The agent also never set up any version control, which in fairness was on me for not telling it to. In an ideal version of this experiment that would have been part of the standard scaffolding, but I hadn't thought to include it and the agent didn't think to add it either. So seventy-five kilobytes of CUDA code lived as untracked files in a single directory for the entire duration of the run, every iteration overwriting the previous one with no history. The only record of intermediate states was a set of .bak files the agent created itself while patching around its own compilation errors. This is mostly a note about how much guidance these agents still need today. There's a long list of things I now know to include in the next setup brief, and "git init and commit after every successful build" is near the top of it.
During roughly the same calendar window, antirez shipped his own CUDA backend for ds4. 107 kernels, real IQ2 dequantization, multiple attention variants, MoE routing with sorted scatter and gather, tensor-core paths through WMMA, full upstream test vector validation. It works. On a single DGX Spark at q2 it reports 343 tokens per second prefill and 13.75 generation, which I'll get to in a moment.
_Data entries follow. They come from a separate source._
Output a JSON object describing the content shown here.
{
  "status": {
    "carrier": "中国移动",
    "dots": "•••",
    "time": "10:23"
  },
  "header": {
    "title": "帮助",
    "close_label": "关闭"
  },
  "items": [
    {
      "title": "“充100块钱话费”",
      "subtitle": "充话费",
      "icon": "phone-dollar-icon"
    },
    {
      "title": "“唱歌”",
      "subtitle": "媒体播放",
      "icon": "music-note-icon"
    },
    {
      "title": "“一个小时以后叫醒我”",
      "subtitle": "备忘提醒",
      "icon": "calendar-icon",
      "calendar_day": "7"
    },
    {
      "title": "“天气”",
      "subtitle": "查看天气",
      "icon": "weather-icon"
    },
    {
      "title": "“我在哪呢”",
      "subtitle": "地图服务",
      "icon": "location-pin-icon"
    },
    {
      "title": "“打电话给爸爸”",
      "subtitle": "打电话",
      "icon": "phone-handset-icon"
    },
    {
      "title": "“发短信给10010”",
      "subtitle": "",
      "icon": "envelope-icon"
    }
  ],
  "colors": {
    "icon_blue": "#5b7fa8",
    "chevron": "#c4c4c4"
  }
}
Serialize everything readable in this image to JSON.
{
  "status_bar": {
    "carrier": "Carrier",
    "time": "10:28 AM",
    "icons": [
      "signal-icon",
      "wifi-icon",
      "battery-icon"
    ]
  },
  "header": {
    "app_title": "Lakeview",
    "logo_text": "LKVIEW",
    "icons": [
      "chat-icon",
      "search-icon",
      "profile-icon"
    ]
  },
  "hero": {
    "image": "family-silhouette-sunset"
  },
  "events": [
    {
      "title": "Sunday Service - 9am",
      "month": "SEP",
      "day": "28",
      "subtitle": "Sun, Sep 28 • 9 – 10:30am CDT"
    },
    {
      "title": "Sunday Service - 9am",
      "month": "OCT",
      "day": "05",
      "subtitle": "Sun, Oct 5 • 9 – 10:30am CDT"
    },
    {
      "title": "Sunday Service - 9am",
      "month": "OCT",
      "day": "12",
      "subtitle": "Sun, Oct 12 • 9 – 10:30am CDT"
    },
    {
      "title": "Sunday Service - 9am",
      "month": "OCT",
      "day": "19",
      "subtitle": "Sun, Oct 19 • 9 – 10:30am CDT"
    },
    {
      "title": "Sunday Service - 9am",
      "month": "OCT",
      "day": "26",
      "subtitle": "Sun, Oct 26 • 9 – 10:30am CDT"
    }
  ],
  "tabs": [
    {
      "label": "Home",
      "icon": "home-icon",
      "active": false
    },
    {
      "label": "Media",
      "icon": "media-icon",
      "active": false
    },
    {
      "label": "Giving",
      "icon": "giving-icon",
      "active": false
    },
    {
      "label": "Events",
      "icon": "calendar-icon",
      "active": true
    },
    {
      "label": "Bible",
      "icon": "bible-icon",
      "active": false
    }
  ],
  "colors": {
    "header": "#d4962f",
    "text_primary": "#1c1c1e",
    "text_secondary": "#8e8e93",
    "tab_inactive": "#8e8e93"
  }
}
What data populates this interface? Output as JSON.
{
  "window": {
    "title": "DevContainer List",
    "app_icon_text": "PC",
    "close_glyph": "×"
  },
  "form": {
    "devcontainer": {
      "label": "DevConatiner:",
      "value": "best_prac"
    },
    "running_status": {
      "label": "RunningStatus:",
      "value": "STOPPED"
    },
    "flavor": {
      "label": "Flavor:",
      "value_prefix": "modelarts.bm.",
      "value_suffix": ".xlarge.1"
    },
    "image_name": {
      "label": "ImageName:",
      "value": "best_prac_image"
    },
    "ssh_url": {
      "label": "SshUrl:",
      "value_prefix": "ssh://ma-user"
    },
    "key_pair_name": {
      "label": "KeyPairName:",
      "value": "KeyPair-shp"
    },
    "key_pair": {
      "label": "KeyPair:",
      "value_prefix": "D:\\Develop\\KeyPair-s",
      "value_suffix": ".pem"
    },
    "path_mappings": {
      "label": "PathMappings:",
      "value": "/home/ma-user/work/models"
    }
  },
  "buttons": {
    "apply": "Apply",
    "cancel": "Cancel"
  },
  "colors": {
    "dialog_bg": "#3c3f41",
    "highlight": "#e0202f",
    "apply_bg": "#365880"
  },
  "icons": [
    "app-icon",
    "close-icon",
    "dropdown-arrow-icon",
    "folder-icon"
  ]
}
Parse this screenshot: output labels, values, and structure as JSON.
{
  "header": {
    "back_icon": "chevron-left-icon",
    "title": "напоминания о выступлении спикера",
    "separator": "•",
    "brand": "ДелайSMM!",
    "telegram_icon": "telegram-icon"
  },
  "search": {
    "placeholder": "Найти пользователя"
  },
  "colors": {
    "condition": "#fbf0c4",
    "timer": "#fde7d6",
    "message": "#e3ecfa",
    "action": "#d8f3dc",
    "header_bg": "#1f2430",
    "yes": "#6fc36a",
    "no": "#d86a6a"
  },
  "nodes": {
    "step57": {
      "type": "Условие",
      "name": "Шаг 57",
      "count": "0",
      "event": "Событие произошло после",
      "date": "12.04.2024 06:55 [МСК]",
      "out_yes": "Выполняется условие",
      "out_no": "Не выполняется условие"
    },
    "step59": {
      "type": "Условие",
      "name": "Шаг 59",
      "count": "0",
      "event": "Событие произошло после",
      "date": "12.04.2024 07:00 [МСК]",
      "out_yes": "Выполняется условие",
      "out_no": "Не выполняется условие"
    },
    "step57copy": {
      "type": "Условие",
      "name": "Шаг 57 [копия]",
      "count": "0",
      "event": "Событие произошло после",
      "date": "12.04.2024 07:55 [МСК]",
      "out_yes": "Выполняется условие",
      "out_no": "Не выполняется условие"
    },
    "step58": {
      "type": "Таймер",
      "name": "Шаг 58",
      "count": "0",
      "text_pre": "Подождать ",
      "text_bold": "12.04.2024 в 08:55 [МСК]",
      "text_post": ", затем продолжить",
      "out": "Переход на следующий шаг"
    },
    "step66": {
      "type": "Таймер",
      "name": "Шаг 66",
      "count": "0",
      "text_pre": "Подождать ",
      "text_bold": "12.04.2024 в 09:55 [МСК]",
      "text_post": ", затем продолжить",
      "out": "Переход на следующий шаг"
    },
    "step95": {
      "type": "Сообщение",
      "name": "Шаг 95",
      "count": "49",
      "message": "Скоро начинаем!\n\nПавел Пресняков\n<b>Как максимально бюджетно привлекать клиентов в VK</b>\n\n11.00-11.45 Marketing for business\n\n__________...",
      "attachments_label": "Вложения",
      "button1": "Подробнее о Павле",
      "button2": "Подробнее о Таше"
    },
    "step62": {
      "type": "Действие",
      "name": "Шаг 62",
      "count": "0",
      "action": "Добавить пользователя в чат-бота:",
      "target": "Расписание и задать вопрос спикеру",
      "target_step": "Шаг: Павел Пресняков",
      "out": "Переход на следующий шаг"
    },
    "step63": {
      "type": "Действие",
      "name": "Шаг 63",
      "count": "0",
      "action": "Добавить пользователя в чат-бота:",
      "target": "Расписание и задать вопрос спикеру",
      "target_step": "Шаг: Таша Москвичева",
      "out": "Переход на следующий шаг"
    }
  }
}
The most interesting finding surprised me and has nothing to do with kernel quality. The agent's matmul code targeted a quantization format the model doesn't contain. DS4 routed experts are IQ2_XXS for up/gate and Q2_K for down. There are no Q8_0 weights in those positions. No amount of tuning would have helped, because the weights the kernels were written to read don't exist at those tensor positions in the GGUF. The agent had been optimizing against an imagined version of the file, and the reward signal it had, namely the build succeeding, never told it otherwise. Loading a real weight wasn't anywhere in the loop.
The broader pattern generalizes beyond this one project. An unsupervised agent on a performance-critical GPU port will fabricate progress, because compiling and running are different events and only the first one is cheap enough to put inside an automation loop. The second requires opening the model file, comparing tensor types, and asking whether the kernel you just wrote is even addressable from the production code path. None of that happened.
Two things kept me from being more disappointed. The first is that antirez and GPT-5.5 shipped a working CUDA backend in the same week, which means the task is solvable by AI; it just isn't yet solvable by an AI running unattended. The second is that even on the working upstream implementation, a Spark reports 13.75 tokens per second generation versus 36.86 on an M3 Ultra at the same quant. That isn't a surprise. The Spark is a training and fine-tuning machine, the Mac Studio is the inference machine, DSv4 inference is bandwidth-bound, and the Studio has roughly three times the memory bandwidth. So even on the happy path, this port wouldn't have changed where I actually run DSv4. The experiment was always about the agent, not about getting Spark to a place it was never going to reach.
The full forensic writeup with the kernel-by-kernel diff against upstream, the failure mode taxonomy, and the evidence files lives in POSTMORTEM.md in this directory. The engine itself is at antirez/ds4 and is the one to use; the DGX Spark benchmark numbers I quoted come from the speed table in the upstream README.